Many theories in macroevolution and ecology are predicated on the idea that taxa occupy discrete ecological niches and that competition for access to resources limits the number of taxa that can occupy the same niche in the same place at the same time. As a result, much effort has been expended on the quantification of ecologically important characteristics of living and extinct species. Neontologists frequently base their ecological classifications on direct observation of focal taxa, while paleontologists must predict ecological roles from fossilized remains, such as bones, teeth, and shells.
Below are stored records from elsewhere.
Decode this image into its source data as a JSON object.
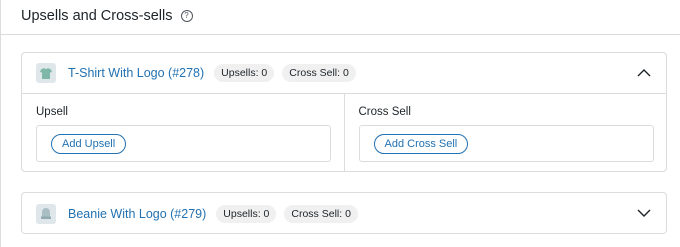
{
  "section": {
    "title": "Upsells and Cross-sells",
    "help_glyph": "?"
  },
  "products": [
    {
      "name": "T-Shirt With Logo (#278)",
      "upsells_pill": "Upsells: 0",
      "cross_sell_pill": "Cross Sell: 0",
      "icon": "tshirt-icon",
      "expanded": true,
      "chevron": "chevron-up-icon",
      "upsell": {
        "label": "Upsell",
        "button": "Add Upsell"
      },
      "cross_sell": {
        "label": "Cross Sell",
        "button": "Add Cross Sell"
      }
    },
    {
      "name": "Beanie With Logo (#279)",
      "upsells_pill": "Upsells: 0",
      "cross_sell_pill": "Cross Sell: 0",
      "icon": "beanie-icon",
      "expanded": false,
      "chevron": "chevron-down-icon"
    }
  ],
  "colors": {
    "link": "#2271b1",
    "border": "#dcdcde",
    "pill_bg": "#f0f0f1"
  }
}
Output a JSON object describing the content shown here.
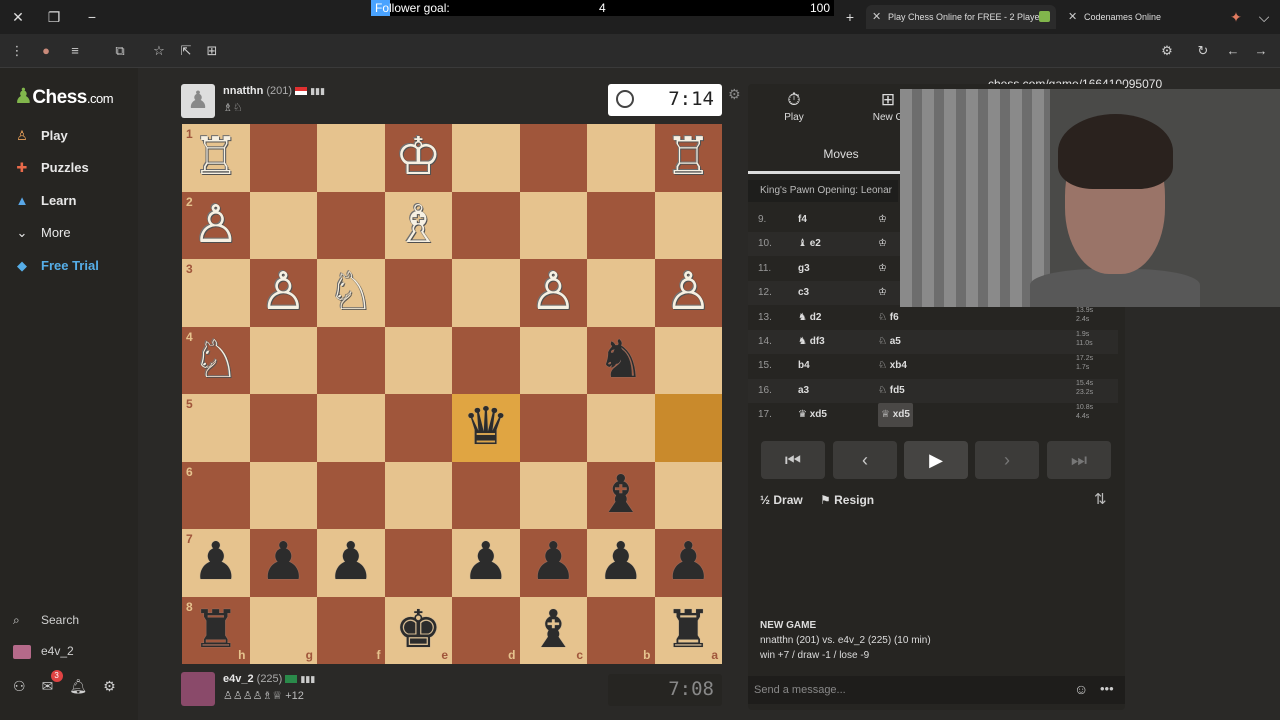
{
  "browser": {
    "follower_goal": {
      "label": "Follower goal:",
      "current": "4",
      "target": "100",
      "progress": 0.04
    },
    "tabs": [
      {
        "title": "Play Chess Online for FREE - 2 Player",
        "active": true
      },
      {
        "title": "Codenames Online",
        "active": false
      }
    ],
    "url": "chess.com/game/166410095070"
  },
  "sidebar": {
    "logo_text": "Chess",
    "logo_suffix": ".com",
    "nav": [
      {
        "label": "Play",
        "icon": "play-hand-icon"
      },
      {
        "label": "Puzzles",
        "icon": "puzzle-icon"
      },
      {
        "label": "Learn",
        "icon": "learn-cap-icon"
      },
      {
        "label": "More",
        "icon": "chevron-down-icon"
      },
      {
        "label": "Free Trial",
        "icon": "diamond-icon"
      }
    ],
    "search_label": "Search",
    "username": "e4v_2",
    "notification_count": "3"
  },
  "game": {
    "top_player": {
      "name": "nnatthn",
      "rating": "(201)",
      "clock": "7:14"
    },
    "bottom_player": {
      "name": "e4v_2",
      "rating": "(225)",
      "captured_advantage": "+12",
      "clock": "7:08"
    },
    "files": [
      "h",
      "g",
      "f",
      "e",
      "d",
      "c",
      "b",
      "a"
    ],
    "ranks": [
      "1",
      "2",
      "3",
      "4",
      "5",
      "6",
      "7",
      "8"
    ],
    "board": [
      [
        "wR",
        "",
        "",
        "wK",
        "",
        "",
        "",
        "wR"
      ],
      [
        "wP",
        "",
        "",
        "wB",
        "",
        "",
        "",
        ""
      ],
      [
        "",
        "wP",
        "wN",
        "",
        "",
        "wP",
        "",
        "wP"
      ],
      [
        "wN",
        "",
        "",
        "",
        "",
        "",
        "bN",
        ""
      ],
      [
        "",
        "",
        "",
        "",
        "bQ",
        "",
        "",
        ""
      ],
      [
        "",
        "",
        "",
        "",
        "",
        "",
        "bB",
        ""
      ],
      [
        "bP",
        "bP",
        "bP",
        "",
        "bP",
        "bP",
        "bP",
        "bP"
      ],
      [
        "bR",
        "",
        "",
        "bK",
        "",
        "bB",
        "",
        "bR"
      ]
    ],
    "highlight": [
      [
        4,
        4
      ],
      [
        4,
        7
      ]
    ]
  },
  "panel": {
    "tab_play": "Play",
    "tab_new": "New G",
    "moves_tab": "Moves",
    "opening": "King's Pawn Opening: Leonar",
    "moves": [
      {
        "n": "9.",
        "w": "f4",
        "b": "♔",
        "tw": "",
        "tb": ""
      },
      {
        "n": "10.",
        "w": "♝ e2",
        "b": "♔",
        "tw": "",
        "tb": ""
      },
      {
        "n": "11.",
        "w": "g3",
        "b": "♔",
        "tw": "",
        "tb": ""
      },
      {
        "n": "12.",
        "w": "c3",
        "b": "♔",
        "tw": "",
        "tb": ""
      },
      {
        "n": "13.",
        "w": "♞ d2",
        "b": "♘ f6",
        "tw": "13.9s",
        "tb": "2.4s"
      },
      {
        "n": "14.",
        "w": "♞ df3",
        "b": "♘ a5",
        "tw": "1.9s",
        "tb": "11.0s"
      },
      {
        "n": "15.",
        "w": "b4",
        "b": "♘ xb4",
        "tw": "17.2s",
        "tb": "1.7s"
      },
      {
        "n": "16.",
        "w": "a3",
        "b": "♘ fd5",
        "tw": "15.4s",
        "tb": "23.2s"
      },
      {
        "n": "17.",
        "w": "♛ xd5",
        "b": "♕ xd5",
        "tw": "10.8s",
        "tb": "4.4s"
      }
    ],
    "draw_label": "Draw",
    "resign_label": "Resign",
    "new_game": {
      "title": "NEW GAME",
      "line1": "nnatthn (201) vs. e4v_2 (225) (10 min)",
      "line2": "win +7 / draw -1 / lose -9"
    },
    "message_placeholder": "Send a message..."
  }
}
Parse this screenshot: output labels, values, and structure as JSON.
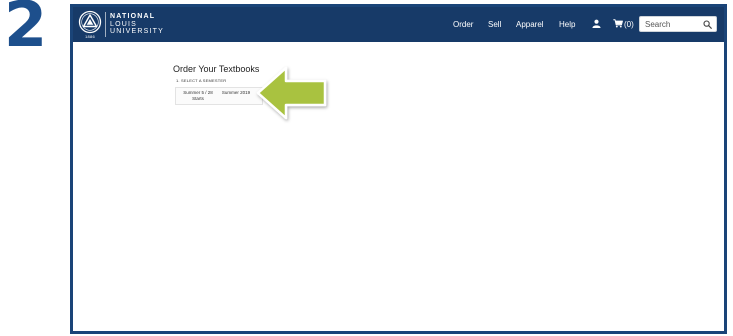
{
  "step_number": "2",
  "brand": {
    "line1": "NATIONAL",
    "line2": "LOUIS",
    "line3": "UNIVERSITY",
    "year": "1886",
    "logo_icon": "triangle-seal-icon"
  },
  "nav": {
    "items": [
      {
        "label": "Order"
      },
      {
        "label": "Sell"
      },
      {
        "label": "Apparel"
      },
      {
        "label": "Help"
      }
    ],
    "account_icon": "user-icon",
    "cart_icon": "cart-icon",
    "cart_count": "(0)",
    "search_placeholder": "Search",
    "search_icon": "search-icon"
  },
  "main": {
    "title": "Order Your Textbooks",
    "step_label": "1. SELECT A SEMESTER",
    "semesters": [
      {
        "line1": "Summer 5 / 28",
        "line2": "Starts"
      },
      {
        "line1": "Summer 2019",
        "line2": ""
      }
    ]
  },
  "colors": {
    "navbar": "#173a68",
    "frame_border": "#1a4478",
    "step_number": "#1d4f8c",
    "arrow": "#a9c23f"
  },
  "annotation_icon": "left-arrow-icon"
}
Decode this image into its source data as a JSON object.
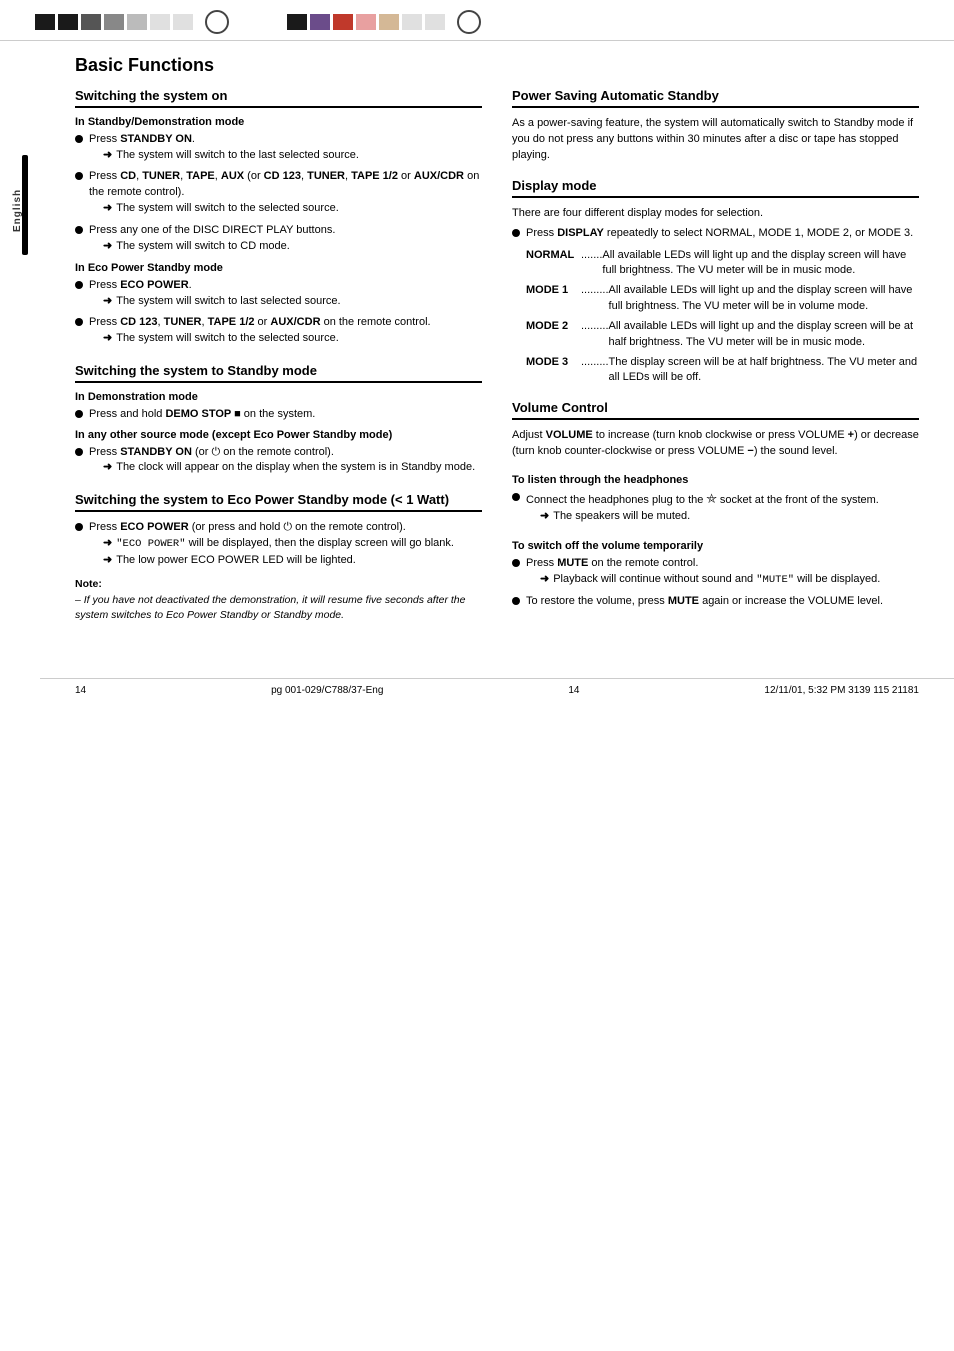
{
  "page": {
    "title": "Basic Functions",
    "page_number": "14",
    "footer_left": "pg 001-029/C788/37-Eng",
    "footer_center": "14",
    "footer_right": "12/11/01, 5:32 PM  3139 115 21181",
    "sidebar_label": "English"
  },
  "left_column": {
    "section1": {
      "title": "Switching the system on",
      "subsection1": {
        "label": "In Standby/Demonstration mode",
        "items": [
          {
            "bullet": true,
            "text": "Press STANDBY ON.",
            "arrow": "The system will switch to the last selected source."
          },
          {
            "bullet": true,
            "text": "Press CD, TUNER, TAPE, AUX (or CD 123, TUNER, TAPE 1/2 or AUX/CDR on the remote control).",
            "arrow": "The system will switch to the selected source."
          },
          {
            "bullet": true,
            "text": "Press any one of the DISC DIRECT PLAY buttons.",
            "arrow": "The system will switch to CD mode."
          }
        ]
      },
      "subsection2": {
        "label": "In Eco Power Standby mode",
        "items": [
          {
            "bullet": true,
            "text": "Press ECO POWER.",
            "arrow": "The system will switch to last selected source."
          },
          {
            "bullet": true,
            "text": "Press CD 123, TUNER, TAPE 1/2 or AUX/CDR on the remote control.",
            "arrow": "The system will switch to the selected source."
          }
        ]
      }
    },
    "section2": {
      "title": "Switching the system to Standby mode",
      "subsection1": {
        "label": "In Demonstration mode",
        "items": [
          {
            "bullet": true,
            "text": "Press and hold DEMO STOP ■ on the system."
          }
        ]
      },
      "subsection2": {
        "label": "In any other source mode (except Eco Power Standby mode)",
        "items": [
          {
            "bullet": true,
            "text": "Press STANDBY ON (or ⏻ on the remote control).",
            "arrow": "The clock will appear on the display when the system is in Standby mode."
          }
        ]
      }
    },
    "section3": {
      "title": "Switching the system to Eco Power Standby mode (< 1 Watt)",
      "items": [
        {
          "bullet": true,
          "text": "Press ECO POWER (or press and hold ⏻ on the remote control).",
          "arrows": [
            "\"ECO POWER\" will be displayed, then the display screen will go blank.",
            "The low power ECO POWER LED will be lighted."
          ]
        }
      ],
      "note": {
        "label": "Note:",
        "text": "– If you have not deactivated the demonstration, it will resume five seconds after the system switches to Eco Power Standby or Standby mode."
      }
    }
  },
  "right_column": {
    "section1": {
      "title": "Power Saving Automatic Standby",
      "text": "As a power-saving feature, the system will automatically switch to Standby mode if you do not press any buttons within 30 minutes after a disc or tape has stopped playing."
    },
    "section2": {
      "title": "Display mode",
      "intro": "There are four different display modes for selection.",
      "items": [
        {
          "bullet": true,
          "text": "Press DISPLAY repeatedly to select NORMAL, MODE 1, MODE 2, or MODE 3."
        }
      ],
      "modes": [
        {
          "label": "NORMAL",
          "dots": "........",
          "text": "All available LEDs will light up and the display screen will have full brightness. The VU meter will be in music mode."
        },
        {
          "label": "MODE 1",
          "dots": "..........",
          "text": "All available LEDs will light up and the display screen will have full brightness. The VU meter will be in volume mode."
        },
        {
          "label": "MODE 2",
          "dots": "..........",
          "text": "All available LEDs will light up and the display screen will be at half brightness. The VU meter will be in music mode."
        },
        {
          "label": "MODE 3",
          "dots": "..........",
          "text": "The display screen will be at half brightness. The VU meter and all LEDs will be off."
        }
      ]
    },
    "section3": {
      "title": "Volume Control",
      "text": "Adjust VOLUME to increase (turn knob clockwise or press VOLUME +) or decrease (turn knob counter-clockwise or press VOLUME −) the sound level."
    },
    "section4": {
      "title": "To listen through the headphones",
      "items": [
        {
          "bullet": true,
          "text": "Connect the headphones plug to the 🎧 socket at the front of the system.",
          "arrow": "The speakers will be muted."
        }
      ]
    },
    "section5": {
      "title": "To switch off the volume temporarily",
      "items": [
        {
          "bullet": true,
          "text": "Press MUTE on the remote control.",
          "arrows": [
            "Playback will continue without sound and \"MUTE\" will be displayed."
          ]
        },
        {
          "bullet": true,
          "text": "To restore the volume, press MUTE again or increase the VOLUME level."
        }
      ]
    }
  }
}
However, these divergent approaches to the quantification of ecology mask a shared challenge, namely that while ecological variation is often continuously distributed, it is challenging to quantify in this form and is more typically codified using discrete classifications.

Diet is a fundamentally important component of a species' ecology and has been a particular focus of study in both modern and fossil systems. However, establishing metrics that effectively summarize dietary variability without excessive information loss remains challenging and most authors continue to reduce complex patterns of dietary variation into discrete classification systems. Here, we employ a dietary item relative importance coding scheme to derive multivariate dietary classifications for a sample of extant mammals and, using polychoric principal components analysis and using clustering algorithms, show that typical, discrete dietary coding strategies are inconsistent with this rich multivariate data . We then show how Bayesian phylogenetic multilevel modeling can be employed to predict the original item importance scores from a set of dental topographic metrics and use our models to provide novel insights into the dietary diversity of extinct species, namely the most probable composition of their diet and their closest extant analogues. Our approach need not be limited to diet as an ecological trait of interest, to these phenotypic traits, or to mammals. Rather, this framework serves as a general approach to predicting multivariate ecology from phylogenetic comparative data.